My dad tells me this is “a compliment.” My readings and my peers tell me it’s good to have structure and high expectations and to keep them consistent and that after a while he’ll appreciate these things and he only said what he said because he knows it’s safe for him to do so. I think it’s that last part I want him to know the most. That I’m the meanest lady he knows because I care about his mind and his safety and it’s more important for him to succeed than to like me. Little does he know that he’s giving me a lot of practice in gritty love.

Have you ever worked with a student who seems to make every attempt to test your patience? How have you responded, and did it ever change?



  1. I can definitely relate to what you are saying. Last year, I had a student who tested my patience at every turn. I often felt confused and exasperated over his behavior.
    I think these are the students who we often learn the most from. These are the students we are thinking about in the wee hours of the morning, on the drive home or when we would rather be thinking about other things but can’t. These students push us to become better teachers because they teach us about our boundaries and expectations, they force us to try new things in an effort to reach them.

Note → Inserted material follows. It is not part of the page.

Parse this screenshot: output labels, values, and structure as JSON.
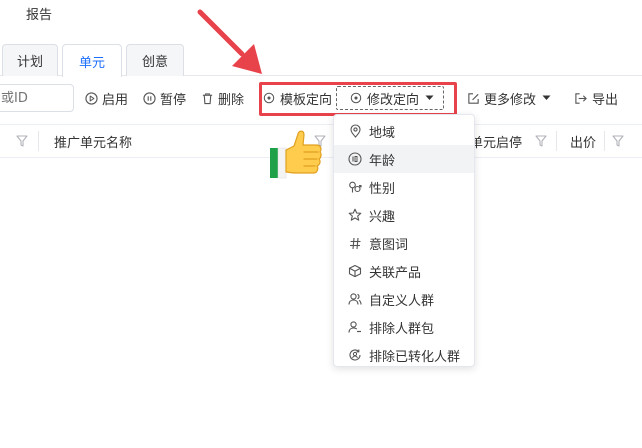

  2. I can very well relate to this struggle. I have experienced the power struggle and passive aggressiveness. There are times I get very frustrated with myself, not knowing how to handle the situation and I do my best not to show this internal frustration to the student. At first, I tried to ignore those actions that triggers me. But it did not work, for one, the idea of ignoring one student bothered me. Secondly, what if those actions are affecting rest of the class? I think it is always a work in progress. There is no single answer to this, we keep changing ourselves as our students do. You made a very point of student feeling comfortable enough to be able to say it to you. As you mentioned, it is not that easy to absorb such comments, especially when you are doing your best to move forward this student. I believe being patient and being aware of ones triggers can help us become a better teacher. About a month ago I read this blog and it helped me to be more aware of how we as teachers sometimes think about our students.

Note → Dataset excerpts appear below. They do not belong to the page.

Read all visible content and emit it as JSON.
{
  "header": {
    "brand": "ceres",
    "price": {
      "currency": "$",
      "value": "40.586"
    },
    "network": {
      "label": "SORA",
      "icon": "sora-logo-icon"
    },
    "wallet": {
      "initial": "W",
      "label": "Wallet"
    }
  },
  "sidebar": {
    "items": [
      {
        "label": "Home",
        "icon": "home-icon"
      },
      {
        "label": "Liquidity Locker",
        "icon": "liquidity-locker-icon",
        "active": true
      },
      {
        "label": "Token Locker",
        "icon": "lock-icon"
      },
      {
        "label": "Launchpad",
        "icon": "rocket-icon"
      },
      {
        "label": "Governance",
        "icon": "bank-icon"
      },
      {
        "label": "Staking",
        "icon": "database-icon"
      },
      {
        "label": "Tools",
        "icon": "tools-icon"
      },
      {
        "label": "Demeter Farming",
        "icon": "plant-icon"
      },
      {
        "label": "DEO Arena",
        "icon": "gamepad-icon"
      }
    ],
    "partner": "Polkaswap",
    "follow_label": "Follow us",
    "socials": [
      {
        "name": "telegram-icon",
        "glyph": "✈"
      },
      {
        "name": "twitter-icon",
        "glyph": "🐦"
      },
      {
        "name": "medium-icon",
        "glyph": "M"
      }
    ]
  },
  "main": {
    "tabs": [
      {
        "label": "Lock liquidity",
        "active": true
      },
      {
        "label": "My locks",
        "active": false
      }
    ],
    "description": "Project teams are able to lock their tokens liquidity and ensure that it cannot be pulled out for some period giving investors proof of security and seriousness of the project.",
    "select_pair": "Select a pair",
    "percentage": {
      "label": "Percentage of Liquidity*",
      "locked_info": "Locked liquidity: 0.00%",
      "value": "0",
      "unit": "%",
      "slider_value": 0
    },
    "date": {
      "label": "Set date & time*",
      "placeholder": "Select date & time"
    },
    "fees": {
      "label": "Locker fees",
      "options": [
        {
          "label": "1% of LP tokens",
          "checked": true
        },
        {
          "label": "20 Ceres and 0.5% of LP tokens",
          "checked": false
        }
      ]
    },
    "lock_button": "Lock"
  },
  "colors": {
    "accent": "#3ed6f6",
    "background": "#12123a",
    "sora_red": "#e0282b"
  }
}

  3. I agree somewhat with your father’s assertion that it was “a compliment” for the reason you mentioned: he felt safe enough to make the comment. We all know he probably has it in his vernacular to say much meaner things, but he did not.

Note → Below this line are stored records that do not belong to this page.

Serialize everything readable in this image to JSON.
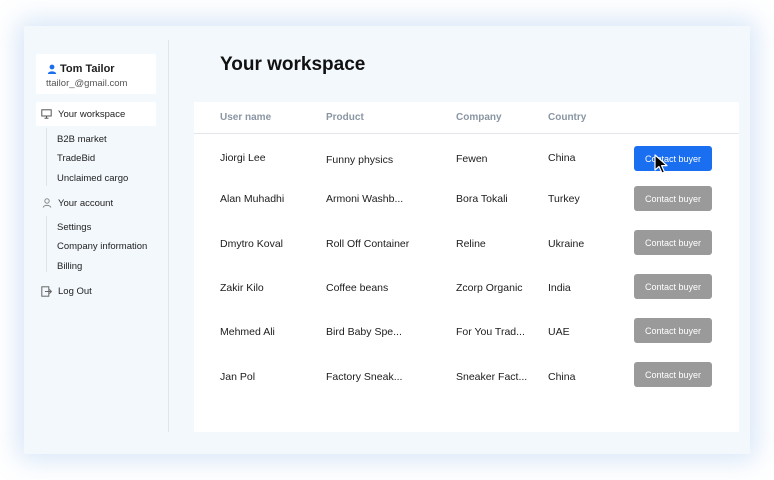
{
  "user": {
    "name": "Tom Tailor",
    "email": "ttailor_@gmail.com"
  },
  "sidebar": {
    "workspace_label": "Your workspace",
    "workspace_items": [
      {
        "label": "B2B market",
        "selected": true
      },
      {
        "label": "TradeBid",
        "selected": false
      },
      {
        "label": "Unclaimed cargo",
        "selected": false
      }
    ],
    "account_label": "Your account",
    "account_items": [
      {
        "label": "Settings"
      },
      {
        "label": "Company information"
      },
      {
        "label": "Billing"
      }
    ],
    "logout_label": "Log Out"
  },
  "main": {
    "title": "Your workspace",
    "table": {
      "columns": [
        "User name",
        "Product",
        "Company",
        "Country"
      ],
      "rows": [
        {
          "user": "Jiorgi Lee",
          "product": "Funny physics",
          "company": "Fewen",
          "country": "China",
          "action": "Contact buyer",
          "active": true
        },
        {
          "user": "Alan Muhadhi",
          "product": "Armoni Washb...",
          "company": "Bora Tokali",
          "country": "Turkey",
          "action": "Contact buyer",
          "active": false
        },
        {
          "user": "Dmytro Koval",
          "product": "Roll Off Container",
          "company": "Reline",
          "country": "Ukraine",
          "action": "Contact buyer",
          "active": false
        },
        {
          "user": "Zakir Kilo",
          "product": "Coffee beans",
          "company": "Zcorp Organic",
          "country": "India",
          "action": "Contact buyer",
          "active": false
        },
        {
          "user": "Mehmed Ali",
          "product": "Bird Baby Spe...",
          "company": "For You Trad...",
          "country": "UAE",
          "action": "Contact buyer",
          "active": false
        },
        {
          "user": "Jan Pol",
          "product": "Factory Sneak...",
          "company": "Sneaker Fact...",
          "country": "China",
          "action": "Contact buyer",
          "active": false
        }
      ]
    }
  },
  "colors": {
    "accent": "#1a6ef0",
    "selected_nav": "#1469e6",
    "button_inactive": "#9a9a9a",
    "window_bg": "#f3f8fc"
  },
  "icons": {
    "user": "person-icon",
    "workspace": "monitor-icon",
    "account": "person-outline-icon",
    "logout": "logout-icon",
    "cursor": "mouse-cursor-icon"
  }
}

    Just to play devil’s advocate, perhaps he is not testing your patience. Perhaps the schooling environment is testing his. Some students have little tolerance for boredom and they let us know through subtle and not-so-subtle ways that the school environment (at that moment) is not engaging them. This is, of course, disruptive to the rest of the class and to our teaching, and of course, it is eminently frustrating for us if we do not have the resources to engage them the way they need to be engaged.

    I have faith that you will reach this student and many others with your own special brand of “meanness”. I would recommend staying consistent and making sure you are praising or rewarding him directly for the behaviors you want to see more of.